Platform For AI:LLM-LaTeX Expand Macro (MaxCompute)

Last Updated:Jul 10, 2024

You can use the LLM-LaTeX Expand Macro (MaxCompute) component of Platform for AI (PAI) to preprocess TeX text data that is used to train large language models (LLMs). If a macro has no parameters and the macro name contains only letters and numbers, the component replaces the macro name with the macro definition for inline expansion.

Supported computing resources

MaxCompute

Algorithm description

The LLM-LaTeX Expand Macro (MaxCompute) component performs inline expansion on macros that match the following regular expressions:

Item

Parameterless macros defined by using \newcommand

Parameterless macros defined by using \def

Regular expression

r'\\\bnewcommand\b\*?\{(\\[a-zA-Z0-9]+?)\}\{(.*?)\}$'

r'\\def\s*(\\[a-zA-Z0-9]+?)\s*\{(.*?)\}$'

Matched macros

\newcommand{\macro_name}{macro_value}

\newcommand*{\macro_name}{macro_value}

\def\macro_name{macro_value}

Note

macro_name can contain only letters and numbers, and macro_value can contain any characters.

If a macro matches the preceding regular expressions, the component replaces the value of macro_name with the value of macro_value.
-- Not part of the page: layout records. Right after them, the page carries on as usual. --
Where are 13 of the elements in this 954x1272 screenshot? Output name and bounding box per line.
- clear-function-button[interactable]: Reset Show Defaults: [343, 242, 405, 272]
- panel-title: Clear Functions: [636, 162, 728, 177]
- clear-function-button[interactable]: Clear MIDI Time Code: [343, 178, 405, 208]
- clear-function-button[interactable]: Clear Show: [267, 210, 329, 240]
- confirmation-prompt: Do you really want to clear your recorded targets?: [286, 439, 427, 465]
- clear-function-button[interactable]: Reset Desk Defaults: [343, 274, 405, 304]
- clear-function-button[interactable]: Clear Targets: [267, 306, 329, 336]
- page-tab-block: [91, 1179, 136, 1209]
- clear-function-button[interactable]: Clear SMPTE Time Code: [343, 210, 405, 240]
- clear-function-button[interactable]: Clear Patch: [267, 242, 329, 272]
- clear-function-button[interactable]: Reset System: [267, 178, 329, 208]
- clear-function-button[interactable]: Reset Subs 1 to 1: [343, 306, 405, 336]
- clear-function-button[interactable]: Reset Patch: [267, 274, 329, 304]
Example:

Before processing

image

After processing

image

Configure the component

To configure the component in the PAI console, perform the following steps: Log on to the PAI console, go to the Visualized Modeling (Designer) page, and then open a pipeline. On the pipeline page, drag the LLM-LaTeX Expand Macro (MaxCompute) component to the canvas and configure the parameters in the right-side pane. The following table describes the parameters.

Tab

Parameter

Description

Fields Setting

Select Target Column

The column that you want to process. You can select multiple columns.

Output table lifecycle

The value must be a positive integer. Unit: days. Default value: 28. The temporary table generated by this component is recycled after 28 days.

Tuning

Number of CPUs per instance of map task

The number of CPUs for each instance of a map task. Valid values: 50 to 800. Default value: 100.

The memory size per instance of map task

The memory size of each instance of a map task. Valid values: 256 to 12288. Default value: 1024. Unit: MB.

The maximum size of input data for a map

The maximum amount of data that each instance of a map task can process. Valid values: 1 to Integer.MAX_VALUE. Default value: 256. Unit: MB.

You can use this parameter to control the size of the input data.